Karabük Kuyumcu soygununda karar açıklandı Karabük’ün Safranbolu ilçesinde bir kuyumcuya silahlı ve maskeli şekilde düzenlenen soyguna ilişkin davada mahkeme karar vererek, sanıklar hakkında ’nitelikli yağma’, ’mala zarar verme’ ve ’ruhsatsız silah bulundurma’ suçlarından ayrı ayrı cezalandırıldı. Karabük 2. Ağır Ceza Mahkemesi’nde görülen 4. celsede karar duruşması görüldü. Mahkemeye tutuklu sanıklar Cemal Çelikay (21), Emre Ünlük (21), Rıza Çelikay (19), Ramazan Karakaş (33) ve Eyüp Emir Eper (20), avukatları ile sanık yakınları katıldı. Mahkeme başkanı soygunu gerçekleştirdikleri iddia edilen sanıklara tek tek son sözlerini sordu. Sanıklardan Cemal Çelikay, "Kendim için değil ailem için bir şans istiyorum. Kimseye zarar vermek istemedim ve silahı bir kez ateşledim. Pişmanım ve beraatimi istiyorum" derken, kardeşi Rıza Çelikay ise "Kimseye zarar vermek istemedim, sadece kaçarken kendi elimdeki silah ateş aldı ve yaralandım" diyerek beraatini istedi. Tutuklu sanıklardan Emre Ünlük, nitelikli yağmayı kabul ederek, öldürmeye teşebbüs suçunu kabul etmediğini ve bir anlık gafletle bu suçu işlediklerini, bunu da fakirlikten yaptıklarını ifade ederken, Ramazan Karakaş ise yardım ve yataklık ile gözcülük yapmadığını, üzerine atılı suçlamaları kabul etmeyerek beraatini istedi.
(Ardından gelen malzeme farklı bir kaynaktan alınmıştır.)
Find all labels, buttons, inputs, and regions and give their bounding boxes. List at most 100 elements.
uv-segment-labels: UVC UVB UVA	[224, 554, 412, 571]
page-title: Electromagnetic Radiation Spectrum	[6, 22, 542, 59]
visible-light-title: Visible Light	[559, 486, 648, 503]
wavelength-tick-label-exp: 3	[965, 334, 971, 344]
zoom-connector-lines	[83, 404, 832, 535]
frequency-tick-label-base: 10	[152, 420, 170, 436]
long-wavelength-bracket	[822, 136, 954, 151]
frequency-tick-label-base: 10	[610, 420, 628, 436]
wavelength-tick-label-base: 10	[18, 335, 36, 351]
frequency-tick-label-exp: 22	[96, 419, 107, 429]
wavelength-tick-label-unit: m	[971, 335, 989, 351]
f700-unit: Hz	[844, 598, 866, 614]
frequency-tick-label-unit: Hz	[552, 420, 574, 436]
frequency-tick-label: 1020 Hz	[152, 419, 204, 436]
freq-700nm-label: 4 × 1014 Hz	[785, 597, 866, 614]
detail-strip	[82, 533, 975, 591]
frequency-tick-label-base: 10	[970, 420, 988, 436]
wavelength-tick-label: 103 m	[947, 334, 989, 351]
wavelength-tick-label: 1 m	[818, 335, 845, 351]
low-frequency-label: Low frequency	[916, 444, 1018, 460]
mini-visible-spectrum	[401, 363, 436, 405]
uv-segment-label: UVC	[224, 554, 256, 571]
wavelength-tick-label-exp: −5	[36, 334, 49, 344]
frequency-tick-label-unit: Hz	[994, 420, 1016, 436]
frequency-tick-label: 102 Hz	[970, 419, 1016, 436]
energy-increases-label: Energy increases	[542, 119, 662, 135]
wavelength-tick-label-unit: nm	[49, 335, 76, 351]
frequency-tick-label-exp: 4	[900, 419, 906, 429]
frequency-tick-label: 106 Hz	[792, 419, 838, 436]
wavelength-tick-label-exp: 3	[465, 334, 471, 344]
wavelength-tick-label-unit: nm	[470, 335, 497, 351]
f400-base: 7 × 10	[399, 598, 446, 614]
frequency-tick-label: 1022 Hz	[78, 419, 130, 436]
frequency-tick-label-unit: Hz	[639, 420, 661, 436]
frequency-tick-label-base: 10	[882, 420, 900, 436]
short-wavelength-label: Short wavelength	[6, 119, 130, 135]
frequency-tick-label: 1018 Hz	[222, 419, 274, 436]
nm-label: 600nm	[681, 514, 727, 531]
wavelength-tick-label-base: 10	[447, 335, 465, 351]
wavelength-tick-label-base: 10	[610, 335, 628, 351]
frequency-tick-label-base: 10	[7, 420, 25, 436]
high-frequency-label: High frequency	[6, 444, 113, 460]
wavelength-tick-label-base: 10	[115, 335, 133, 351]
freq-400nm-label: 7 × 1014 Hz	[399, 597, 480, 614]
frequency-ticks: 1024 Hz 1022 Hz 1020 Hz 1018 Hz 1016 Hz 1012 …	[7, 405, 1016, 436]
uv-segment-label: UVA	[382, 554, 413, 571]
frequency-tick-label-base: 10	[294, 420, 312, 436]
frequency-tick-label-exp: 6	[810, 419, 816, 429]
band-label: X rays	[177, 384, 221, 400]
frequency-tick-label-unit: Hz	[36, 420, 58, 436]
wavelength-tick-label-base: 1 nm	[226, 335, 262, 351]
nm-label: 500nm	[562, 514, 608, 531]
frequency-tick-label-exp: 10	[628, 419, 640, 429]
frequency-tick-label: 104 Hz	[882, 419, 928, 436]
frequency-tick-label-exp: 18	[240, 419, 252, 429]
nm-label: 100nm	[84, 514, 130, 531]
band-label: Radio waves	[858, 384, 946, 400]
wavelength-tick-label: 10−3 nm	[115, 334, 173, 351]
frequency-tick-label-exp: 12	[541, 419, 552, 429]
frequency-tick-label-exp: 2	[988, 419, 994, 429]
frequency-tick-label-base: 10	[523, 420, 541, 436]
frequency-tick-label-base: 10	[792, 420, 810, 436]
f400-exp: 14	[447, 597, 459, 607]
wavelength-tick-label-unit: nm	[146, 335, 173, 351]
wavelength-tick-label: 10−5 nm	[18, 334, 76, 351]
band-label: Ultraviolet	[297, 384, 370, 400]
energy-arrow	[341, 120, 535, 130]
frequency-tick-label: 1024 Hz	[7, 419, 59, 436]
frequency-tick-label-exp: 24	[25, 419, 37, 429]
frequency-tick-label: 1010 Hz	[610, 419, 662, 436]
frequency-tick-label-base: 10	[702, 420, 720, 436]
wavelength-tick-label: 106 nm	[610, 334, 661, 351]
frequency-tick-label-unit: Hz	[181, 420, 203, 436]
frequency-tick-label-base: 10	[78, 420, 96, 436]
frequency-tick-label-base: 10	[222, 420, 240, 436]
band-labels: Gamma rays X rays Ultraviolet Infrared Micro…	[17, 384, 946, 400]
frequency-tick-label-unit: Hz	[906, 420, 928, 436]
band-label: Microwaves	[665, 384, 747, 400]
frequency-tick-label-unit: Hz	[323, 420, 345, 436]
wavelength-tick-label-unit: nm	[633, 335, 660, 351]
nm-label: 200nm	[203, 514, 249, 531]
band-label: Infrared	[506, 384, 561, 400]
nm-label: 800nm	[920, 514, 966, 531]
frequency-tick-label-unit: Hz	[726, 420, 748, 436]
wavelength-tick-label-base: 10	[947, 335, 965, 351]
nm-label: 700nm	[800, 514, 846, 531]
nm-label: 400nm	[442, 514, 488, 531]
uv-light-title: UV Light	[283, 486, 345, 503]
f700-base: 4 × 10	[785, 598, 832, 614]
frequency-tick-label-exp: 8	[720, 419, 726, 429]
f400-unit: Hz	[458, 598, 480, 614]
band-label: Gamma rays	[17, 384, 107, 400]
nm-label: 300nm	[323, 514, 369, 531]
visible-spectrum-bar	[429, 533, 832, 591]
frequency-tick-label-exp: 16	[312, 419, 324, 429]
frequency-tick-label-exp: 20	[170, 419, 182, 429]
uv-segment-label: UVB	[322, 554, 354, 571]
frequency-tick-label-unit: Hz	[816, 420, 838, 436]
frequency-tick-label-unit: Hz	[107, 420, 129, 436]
Soygun girişimine silah temin eden Eyüp Emir Eper ise silahı satın aldığı için çok pişman olduğunu, askerlik görevini yaparak topluma kazandırılmak istediğinden beraatini talep etti. Sanıkların son sözlerini dinleyen mahkeme heyeti, Cemal Çelikay, Rıza Çelikay ve Emre Enlük’e "Nitelikli Yağma Suçu"ndan 149/1 maddesinin A- B- C ve D bendinden 13 yıl hapis cezası ve ayrıca mala zarar vermeden de 1’er yıl hapis cezası verdi. Ramazan Karakaş ve Eyüp Emir Eper’e de aynı suçtan 13 yıl hapis cezası verirken, iki sanığa indirim uygulayarak 6 yıl 6 ay hapis cezasına çarptırdı. Mahkeme heyeti ayrıca, öldürmeye teşebbüs suçundan ise 3 sanığa ayrı ayrı berat verdi.